HUKUM DAN KRIMINALSumatera Barat

Gubernur Sumbar Bedah Problematik Penguasaan Lahan di Jorong Pigobah Patibubur

Onlinekoe.com | Padang- Gubernur Sumatra Barat, Mahyeldi Ansharullah menggelar pertemuan khusus dengan Wakil Bupati Pasaman Barat di Istana Gubernuran, Kamis (3/8/2023) sore.

Menurutnya pertemuan tersebut untuk mendalami informasi terkait status dan kronologis penguasaan lahan hutan produksi oleh masyarakat di Jorong Pigobah Patibubur, Nagari Air Bangis, Kecamatan Sungai Beremas, Kabupaten Pasaman Barat.

“Kita bertemu, untuk mendapatkan gambaran asal muasal lahan itu bisa digarap masyarakat,” kata Mahyeldi.

Ia menjelaskan, saat berdialog dengan masyarakat yang tergabung dalam aksi demontrasi, salah satu tuntutannya adalah pengembalian lahan mereka.

Sementara menurut data Dinas Kehutanan, total luas dari kawasan hutan di Nagari Air Bangis ini mencapai 20.373 hektare, itu terdiri atas hutan produksi seluas 16.427 Hektare dan hutan lindung seluas 3.946 hektare dan itu termasuk lahan yang dipermasalahkan saat ini.

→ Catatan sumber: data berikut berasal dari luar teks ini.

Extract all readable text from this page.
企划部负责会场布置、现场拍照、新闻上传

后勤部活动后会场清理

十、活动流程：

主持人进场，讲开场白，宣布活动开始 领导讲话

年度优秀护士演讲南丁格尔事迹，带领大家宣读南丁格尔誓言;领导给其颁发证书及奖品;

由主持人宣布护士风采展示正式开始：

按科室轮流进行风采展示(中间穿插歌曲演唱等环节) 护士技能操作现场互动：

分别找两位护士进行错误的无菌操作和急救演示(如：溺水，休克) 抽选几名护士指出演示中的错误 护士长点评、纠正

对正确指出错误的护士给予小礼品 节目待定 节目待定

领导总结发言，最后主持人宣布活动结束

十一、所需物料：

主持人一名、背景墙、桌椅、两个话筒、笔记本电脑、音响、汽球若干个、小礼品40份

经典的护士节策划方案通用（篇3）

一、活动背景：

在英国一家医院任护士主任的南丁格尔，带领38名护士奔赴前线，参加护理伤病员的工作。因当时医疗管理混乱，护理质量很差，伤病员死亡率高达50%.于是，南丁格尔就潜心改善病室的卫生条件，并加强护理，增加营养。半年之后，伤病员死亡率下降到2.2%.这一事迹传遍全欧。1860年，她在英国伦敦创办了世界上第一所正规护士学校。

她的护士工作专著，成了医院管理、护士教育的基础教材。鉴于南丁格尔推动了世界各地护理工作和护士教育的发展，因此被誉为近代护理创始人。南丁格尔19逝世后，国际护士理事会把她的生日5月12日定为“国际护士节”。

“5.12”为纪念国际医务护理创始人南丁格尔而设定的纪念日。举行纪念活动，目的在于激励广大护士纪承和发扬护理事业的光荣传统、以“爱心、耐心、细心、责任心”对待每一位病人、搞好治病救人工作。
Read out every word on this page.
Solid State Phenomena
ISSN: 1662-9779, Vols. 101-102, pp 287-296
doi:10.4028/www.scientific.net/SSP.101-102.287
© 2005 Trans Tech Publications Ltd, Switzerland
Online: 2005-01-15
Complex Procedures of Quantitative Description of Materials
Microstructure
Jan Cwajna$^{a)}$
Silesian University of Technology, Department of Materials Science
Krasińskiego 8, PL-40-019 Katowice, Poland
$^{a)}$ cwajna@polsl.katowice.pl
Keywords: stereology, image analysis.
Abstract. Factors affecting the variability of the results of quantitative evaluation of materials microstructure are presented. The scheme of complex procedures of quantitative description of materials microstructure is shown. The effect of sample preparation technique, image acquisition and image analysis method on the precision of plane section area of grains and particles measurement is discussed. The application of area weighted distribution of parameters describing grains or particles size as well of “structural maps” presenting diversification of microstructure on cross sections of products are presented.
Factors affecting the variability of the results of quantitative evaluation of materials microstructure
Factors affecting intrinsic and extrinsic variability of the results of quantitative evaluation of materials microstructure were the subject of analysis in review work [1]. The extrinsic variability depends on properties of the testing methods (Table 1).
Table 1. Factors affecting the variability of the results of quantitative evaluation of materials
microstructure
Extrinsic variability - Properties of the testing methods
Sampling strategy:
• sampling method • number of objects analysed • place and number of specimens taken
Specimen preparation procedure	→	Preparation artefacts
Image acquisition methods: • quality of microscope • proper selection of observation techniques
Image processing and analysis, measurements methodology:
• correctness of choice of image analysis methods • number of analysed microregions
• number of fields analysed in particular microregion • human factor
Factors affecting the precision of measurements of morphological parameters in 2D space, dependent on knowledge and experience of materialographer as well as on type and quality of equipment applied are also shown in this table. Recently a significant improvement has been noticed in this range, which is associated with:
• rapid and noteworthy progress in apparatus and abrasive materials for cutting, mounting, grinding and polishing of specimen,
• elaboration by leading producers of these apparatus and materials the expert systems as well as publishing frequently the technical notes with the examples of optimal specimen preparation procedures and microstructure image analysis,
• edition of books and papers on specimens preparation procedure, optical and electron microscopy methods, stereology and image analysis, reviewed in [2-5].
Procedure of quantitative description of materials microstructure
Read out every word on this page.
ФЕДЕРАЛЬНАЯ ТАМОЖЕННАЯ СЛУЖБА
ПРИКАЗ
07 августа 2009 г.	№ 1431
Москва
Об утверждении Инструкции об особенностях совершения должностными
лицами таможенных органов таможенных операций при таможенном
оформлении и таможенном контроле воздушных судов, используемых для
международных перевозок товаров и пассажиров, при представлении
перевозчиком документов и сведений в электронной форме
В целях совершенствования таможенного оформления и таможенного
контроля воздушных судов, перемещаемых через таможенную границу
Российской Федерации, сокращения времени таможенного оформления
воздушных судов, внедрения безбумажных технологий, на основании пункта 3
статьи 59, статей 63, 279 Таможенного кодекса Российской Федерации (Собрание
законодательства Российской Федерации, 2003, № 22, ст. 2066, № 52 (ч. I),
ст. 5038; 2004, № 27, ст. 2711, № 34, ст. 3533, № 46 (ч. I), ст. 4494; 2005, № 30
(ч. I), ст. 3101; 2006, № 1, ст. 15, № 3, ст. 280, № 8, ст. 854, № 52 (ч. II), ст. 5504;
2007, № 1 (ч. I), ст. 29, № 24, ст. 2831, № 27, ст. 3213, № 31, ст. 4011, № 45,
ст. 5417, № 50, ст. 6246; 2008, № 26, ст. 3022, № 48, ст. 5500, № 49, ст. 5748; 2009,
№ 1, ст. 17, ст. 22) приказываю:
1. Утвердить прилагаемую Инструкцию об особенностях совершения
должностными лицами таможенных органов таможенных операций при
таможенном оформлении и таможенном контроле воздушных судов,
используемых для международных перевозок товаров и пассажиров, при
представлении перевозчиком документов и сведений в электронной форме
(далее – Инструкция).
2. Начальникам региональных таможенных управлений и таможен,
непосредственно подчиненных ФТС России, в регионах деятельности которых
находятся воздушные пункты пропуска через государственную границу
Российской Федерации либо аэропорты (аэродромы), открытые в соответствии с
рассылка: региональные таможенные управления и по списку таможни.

Kemudian berdasarkan data akhir 2021 dari UPTD KPHL Pasaman Raya dan dari berbagai sumber, didapati informasi bahwa sebagian dari Hutan Produksi (HP) itu telah digarap masyarakat secara ilegal untuk perkebunan kelapa sawit.

“Ini yang ingin kita dalami, agar tidak keliru dalam bertindak,” tutur Mahyeldi.

Sementara itu, Wakil Bupati Pasaman Barat Risnawanto mengatakan, dulunya sekitar 2002, daerah itu merupakan kawasan perladangan yang digarap dengan sistem berpindah-pindah oleh masyarakat luar Air Bangis, jumlahnya paling banyak sekitar 60 Kepala Keluarga (KK).

Seiring berjalannya waktu, ada pembukaan perkebunan kelapa sawit yang bernama PT. Bintara Tani, sehingga mulai ada akses jalan yang memadai. Kondisi itu membuat jumlah masyarakat yang bermukim menjadi semakin bertambah dari waktu ke waktu.

Kemudian, pada 2007 mulai ada rencana pembangunan Proyek Strategis Nasional (PSN) Teluk Tapang dan pembukaan akses jalan untuk fasilitas pendukungnya mulai dari Kawasan Bunga Tanjung sampai ke Teluk Tapang. Panjangnya sekitar 42 kilometer.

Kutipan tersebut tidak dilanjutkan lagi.